Y entonces vio el destello.
Era imposible calcular la distancia, ya que carecía de otros puntos de referencia. Lo único evidente era que, frente a él, había algo pequeño y brillante. Pero si no estaba ciego, ¿dónde se encontraba? Una nueva idea tomó forma en su mente.
—Estamos muertos, Lucio. Hemos muerto y debemos dirigirnos hacia la luz.      
—Tal vez, pero para llegar deberemos enfrentarnos a ellos. Ya he sido atacado en el camino.
—¿Quién nos acecha en este tránsito? —Marco tomó la empuñadura de su daga—. ¿Quiénes son ellos? ¿Se trata de demonios?
—No lo sé. Lo único que podemos hacer es movernos hacia esa extraña antorcha, y quizá logremos averiguar algo.
Los dos hombres se pusieron en marcha. Avanzaron por kilómetros, hasta que percibieron la presencia que se interponía en su camino. Primero oyeron el rugido, y luego Marco sintió las garras que laceraban su espalda y su costado. Aulló de dolor.
Lucio detectó el lugar de donde provenían los gritos y se lanzó contra la criatura. La lucha se alejó entonces de Marco, que cayó al suelo, agotado. Un último alarido, seguido por los ruidos del terrible banquete, anunció el triunfo de la bestia.
Marco desenvainó la daga y permaneció inmóvil. Las pisadas se oían cada vez más cerca. Tenía que controlarse y contraatacar en el momento exacto. Sintió las garras que intentaban levantar su cuerpo, y hundió el hierro alcanzando a la criatura entre las costillas.
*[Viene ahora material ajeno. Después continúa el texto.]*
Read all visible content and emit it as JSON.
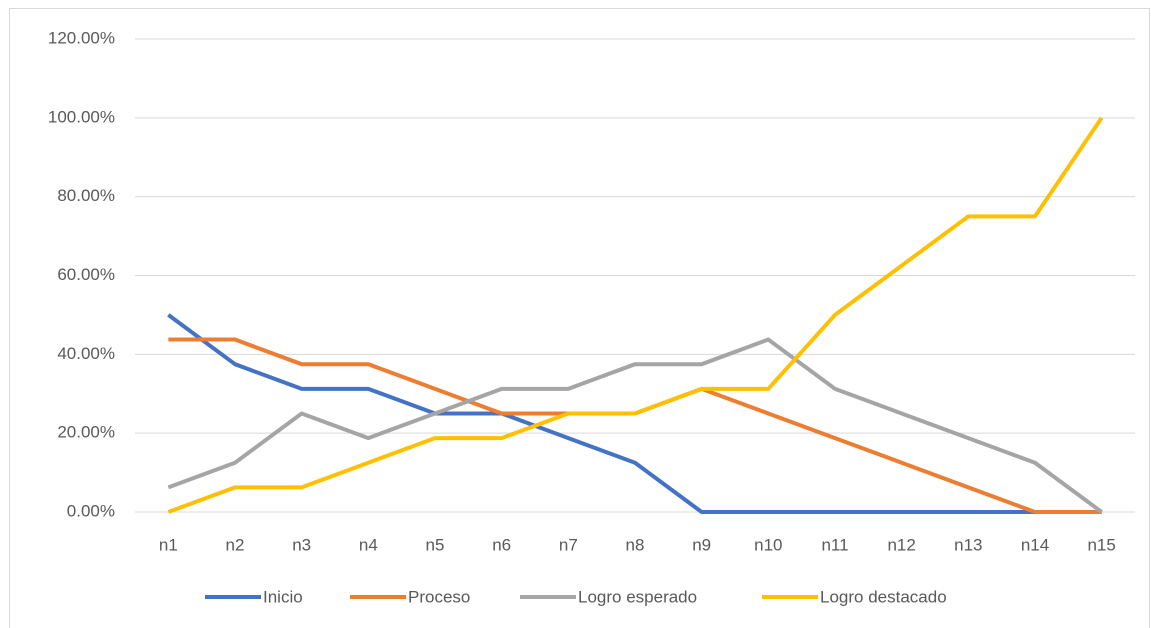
{
  "chart_data": {
    "type": "line",
    "categories": [
      "n1",
      "n2",
      "n3",
      "n4",
      "n5",
      "n6",
      "n7",
      "n8",
      "n9",
      "n10",
      "n11",
      "n12",
      "n13",
      "n14",
      "n15"
    ],
    "series": [
      {
        "name": "Inicio",
        "color": "#4472c4",
        "values": [
          50,
          37.5,
          31.25,
          31.25,
          25,
          25,
          18.75,
          12.5,
          0,
          0,
          0,
          0,
          0,
          0,
          0
        ]
      },
      {
        "name": "Proceso",
        "color": "#ed7d31",
        "values": [
          43.75,
          43.75,
          37.5,
          37.5,
          31.25,
          25,
          25,
          25,
          31.25,
          25,
          18.75,
          12.5,
          6.25,
          0,
          0
        ]
      },
      {
        "name": "Logro esperado",
        "color": "#a5a5a5",
        "values": [
          6.25,
          12.5,
          25,
          18.75,
          25,
          31.25,
          31.25,
          37.5,
          37.5,
          43.75,
          31.25,
          25,
          18.75,
          12.5,
          0
        ]
      },
      {
        "name": "Logro destacado",
        "color": "#ffc000",
        "values": [
          0,
          6.25,
          6.25,
          12.5,
          18.75,
          18.75,
          25,
          25,
          31.25,
          31.25,
          50,
          62.5,
          75,
          75,
          100
        ]
      }
    ],
    "ylim": [
      0,
      120
    ],
    "yticks": [
      {
        "value": 0,
        "label": "0.00%"
      },
      {
        "value": 20,
        "label": "20.00%"
      },
      {
        "value": 40,
        "label": "40.00%"
      },
      {
        "value": 60,
        "label": "60.00%"
      },
      {
        "value": 80,
        "label": "80.00%"
      },
      {
        "value": 100,
        "label": "100.00%"
      },
      {
        "value": 120,
        "label": "120.00%"
      }
    ],
    "grid": true,
    "legend": "bottom"
  }
}
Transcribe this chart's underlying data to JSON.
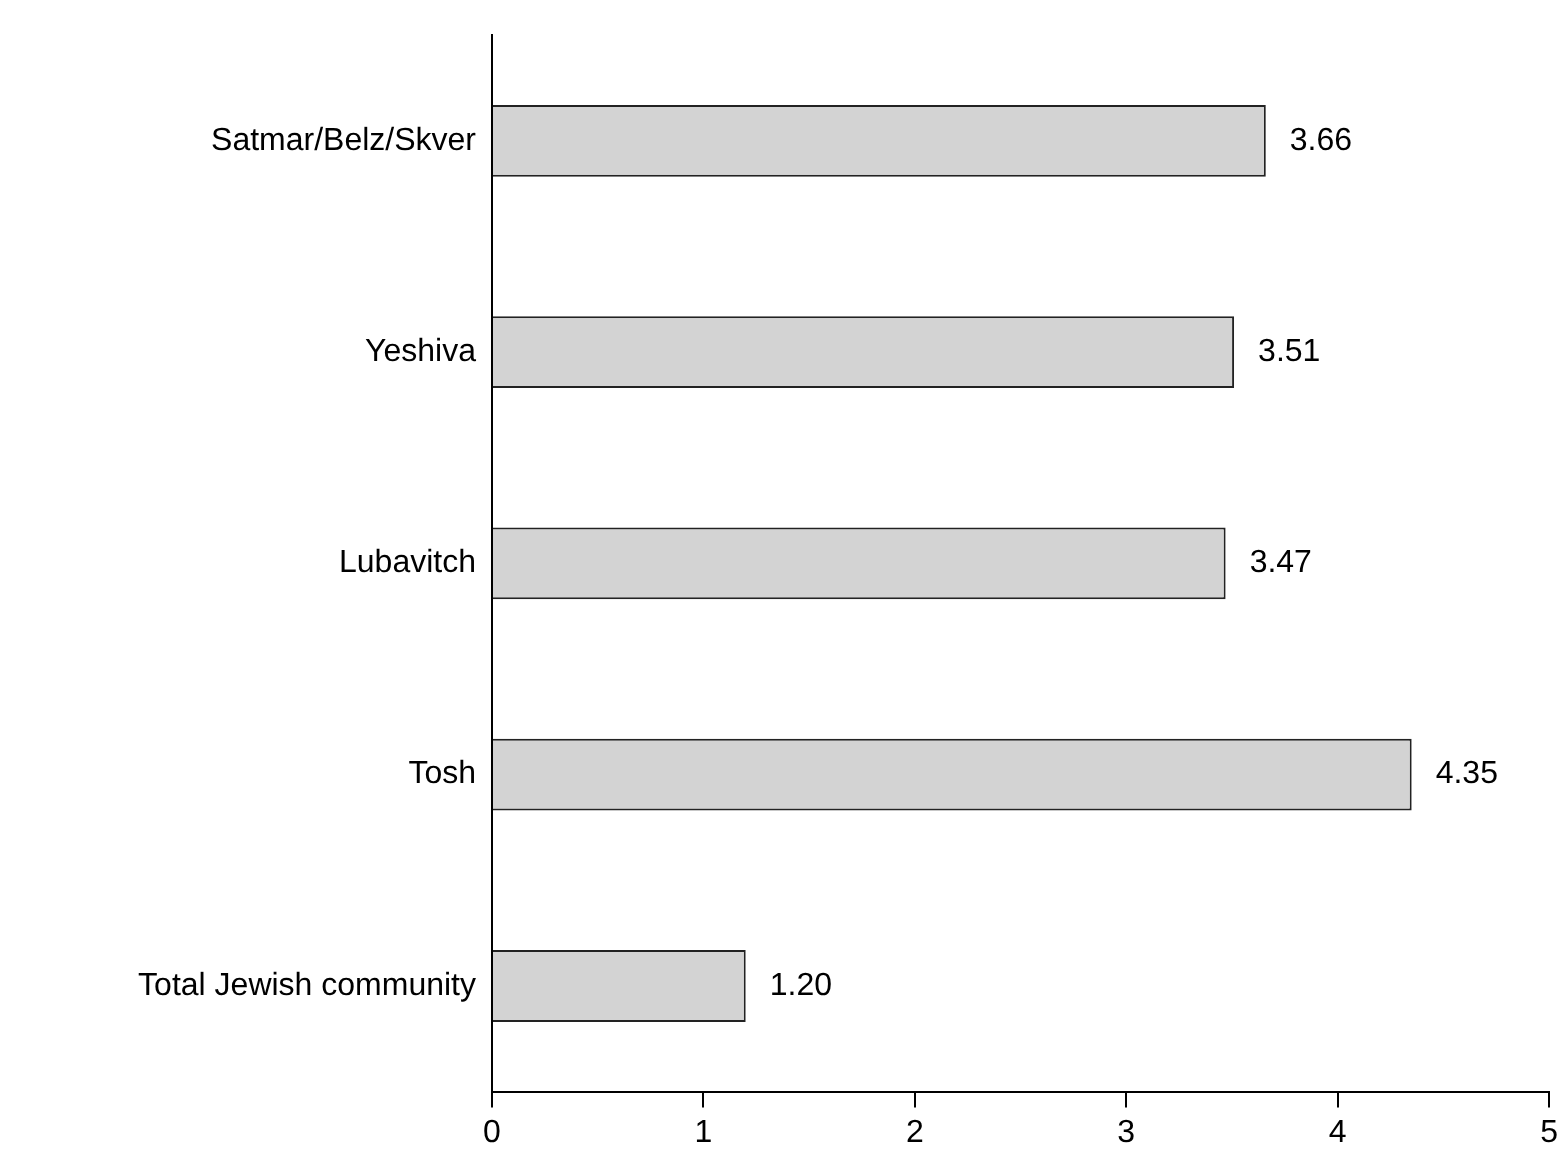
{
  "chart_data": {
    "type": "bar",
    "orientation": "horizontal",
    "categories": [
      "Satmar/Belz/Skver",
      "Yeshiva",
      "Lubavitch",
      "Tosh",
      "Total Jewish community"
    ],
    "values": [
      3.66,
      3.51,
      3.47,
      4.35,
      1.2
    ],
    "value_labels": [
      "3.66",
      "3.51",
      "3.47",
      "4.35",
      "1.20"
    ],
    "color": "#d3d3d3",
    "xlim": [
      0,
      5
    ],
    "xticks": [
      0,
      1,
      2,
      3,
      4,
      5
    ],
    "grid": false,
    "legend": false
  }
}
El peso muerto de aquel ser le cayó encima con un golpe fortísimo.
Cuando logró ponerse de pie, tanteó hasta encontrar el cuchillo. Lo recuperó y reinició el camino hacia la fuente de la luz. Mantuvo la daga aferrada en su mano. Si se topaba con otras alimañas, no se despediría sin llevarse alguna más con él.
Al cabo de unas horas, ya casi sin fuerzas, Marco alcanzó su objetivo. Era una cabaña de madera. La luz se derramaba, temblorosa e intermitente, a través de la puerta y las ventanas. Se acercó al umbral y observó.    
El fuego del hogar crepitaba con fuerza, iluminando cada rincón. El mobiliario era modesto: apenas una mesa, dos sillas y un catre. De pronto, advirtió a un anciano de aspecto bonachón que lo observaba con una sonrisa.
—Pasa muchacho —dijo el viejo—. Te estaba esperando.
—¿Me esperabas? —Marco dudó, pero no tenía más remedio que confiar en aquel anciano si quería llegar a alguna respuesta—. ¿Quién eres tú? ¿Acaso un dios?
—No, Marco, no soy un dios. Sólo soy un Experto. Mi área es la recuperación de luchadores. Has tenido una jornada de entrenamiento extenuante. Siéntate y toma un poco de pan y de vino.
—¿Entrenamiento? ¿Es esto alguna clase de juego? ¿Por qué no sé donde estoy?
—El olvido es necesario durante los combates, pues eso los vuelve más emocionantes. Pero mañana lo recordarás todo, por unos instantes, antes de regresar a la arena. Podrás disfrutar de la aclamación. Has sobrevivido, y lucharás en las Festividades Oscuras.
—Lucio no lo logró —murmuró Marco.
El anciano guardó silencio, y el hambre quebró la resistencia del luchador. Se sentó a la mesa y devoró el alimento que le ofrecían.
—Acuéstate en el catre y duerme un rato —dijo el viejo—. Lo necesitarás.
Marco obedeció, y el sueño llegó de inmediato.

Luz.
Un enjambre de poderosos destellos enceguece al luchador mientras se desprende del letargo viscoso, profundo.
Los ojos se entrecierran, suplican por el descanso de la penumbra. Pero la luz desconoce la piedad.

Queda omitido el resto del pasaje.